We are at an interesting crossroads with managing primary biliary cholangitis (PBC) as new treatments have recently been approved as second-line agents, but the guidelines have not yet been updated.

When the European Association for the Study of the Liver guidelines were published in 2015, we had no treatment for PBC except ursodeoxycholic acid (UDCA).

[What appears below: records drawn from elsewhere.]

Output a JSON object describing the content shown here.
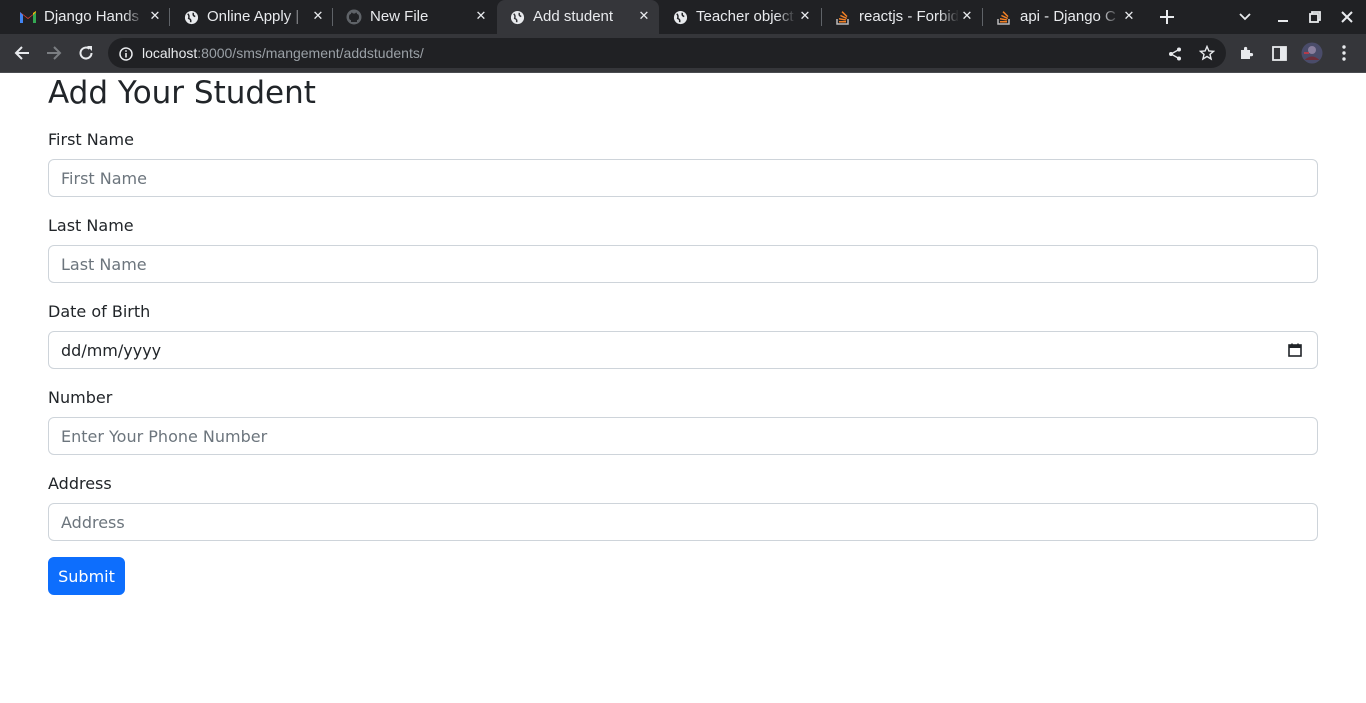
{
  "browser": {
    "tabs": [
      {
        "title": "Django Hands",
        "favicon": "gmail-icon"
      },
      {
        "title": "Online Apply |",
        "favicon": "globe-icon"
      },
      {
        "title": "New File",
        "favicon": "github-icon"
      },
      {
        "title": "Add student",
        "favicon": "globe-icon",
        "active": true
      },
      {
        "title": "Teacher object",
        "favicon": "globe-icon"
      },
      {
        "title": "reactjs - Forbid",
        "favicon": "stackoverflow-icon"
      },
      {
        "title": "api - Django C",
        "favicon": "stackoverflow-icon"
      }
    ],
    "url_host": "localhost",
    "url_rest": ":8000/sms/mangement/addstudents/"
  },
  "page": {
    "heading": "Add Your Student",
    "fields": [
      {
        "label": "First Name",
        "placeholder": "First Name"
      },
      {
        "label": "Last Name",
        "placeholder": "Last Name"
      },
      {
        "label": "Date of Birth",
        "value": "dd/mm/yyyy"
      },
      {
        "label": "Number",
        "placeholder": "Enter Your Phone Number"
      },
      {
        "label": "Address",
        "placeholder": "Address"
      }
    ],
    "submit_label": "Submit"
  },
  "colors": {
    "tabstrip_bg": "#202124",
    "toolbar_bg": "#35363a",
    "primary": "#0d6efd",
    "text": "#212529",
    "border": "#ced4da"
  }
}
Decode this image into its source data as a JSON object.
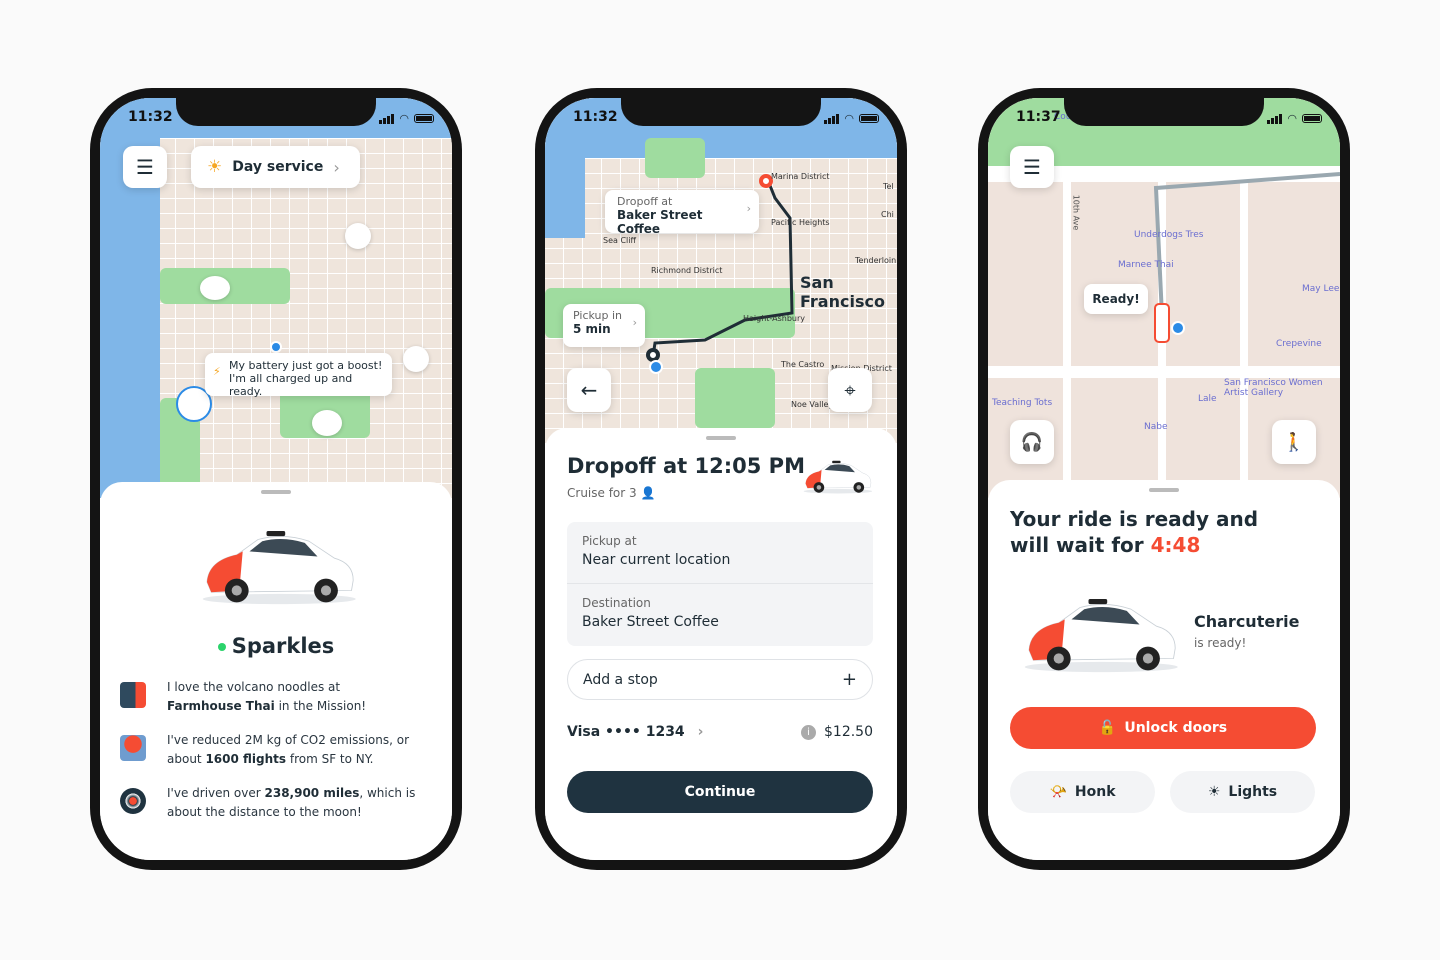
{
  "status_icons": [
    "signal-icon",
    "wifi-icon",
    "battery-icon"
  ],
  "colors": {
    "accent_red": "#f54c33",
    "dark": "#1f3340",
    "green_dot": "#2bd36b",
    "user_blue": "#2b8be6"
  },
  "phone1": {
    "time": "11:32",
    "service_label": "Day service",
    "bubble": {
      "line1": "My battery just got a boost!",
      "line2": "I'm all charged up and ready."
    },
    "car_name": "Sparkles",
    "facts": [
      {
        "pre": "I love the volcano noodles at ",
        "bold": "Farmhouse Thai",
        "post": " in the Mission!",
        "icon": "city-icon"
      },
      {
        "pre": "I've reduced 2M kg of CO2 emissions, or about ",
        "bold": "1600 flights",
        "post": " from SF to NY.",
        "icon": "flower-icon"
      },
      {
        "pre": "I've driven over ",
        "bold": "238,900 miles",
        "post": ", which is about the distance to the moon!",
        "icon": "moon-radar-icon"
      }
    ]
  },
  "phone2": {
    "time": "11:32",
    "dropoff_bubble": {
      "label": "Dropoff at",
      "value": "Baker Street Coffee"
    },
    "pickup_bubble": {
      "label": "Pickup in",
      "value": "5 min"
    },
    "map_labels": [
      "Marina District",
      "Pacific Heights",
      "Sea Cliff",
      "Richmond District",
      "San Francisco",
      "Tenderloin",
      "Haight-Ashbury",
      "The Castro",
      "Mission District",
      "Noe Valley",
      "Tel",
      "Chi"
    ],
    "title": "Dropoff at 12:05 PM",
    "subtitle": "Cruise for 3",
    "pickup": {
      "label": "Pickup at",
      "value": "Near current location"
    },
    "destination": {
      "label": "Destination",
      "value": "Baker Street Coffee"
    },
    "add_stop": "Add a stop",
    "payment": "Visa •••• 1234",
    "price": "$12.50",
    "continue": "Continue"
  },
  "phone3": {
    "time": "11:37",
    "ready_bubble": "Ready!",
    "street": "10th Ave",
    "pois": [
      "Underdogs Tres",
      "Marnee Thai",
      "May Lee",
      "Crepevine",
      "San Francisco Women Artist Gallery",
      "Lale",
      "Nabe",
      "Teaching Tots",
      "County Fair Building"
    ],
    "title_pre": "Your ride is ready and will wait for ",
    "countdown": "4:48",
    "car_name": "Charcuterie",
    "car_status": "is ready!",
    "unlock": "Unlock doors",
    "honk": "Honk",
    "lights": "Lights"
  }
}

And when the American Association for the Study of Liver Diseases guidelines were published in 2019, it was fewer than 2 years after obeticholic acid had been approved, an agent that will soon no longer be available in the US.

Until the guidelines are updated to account for the more recently approved second-line agents—the PPAR agonists elafibranor and seladelpar—I think the first question we need to ask ourselves when managing PBC is, “Who are the best patients for which we should move on to adding the currently approved second-line therapies?”

Time and Goal
To answer this question, I think we need to start defining what a biochemical response means. After starting UDCA, we wait 6-12 months to see if there is a biochemical response—if the alkaline phosphatase (ALP) goes below 1.67 times the upper limit of normal (ULN).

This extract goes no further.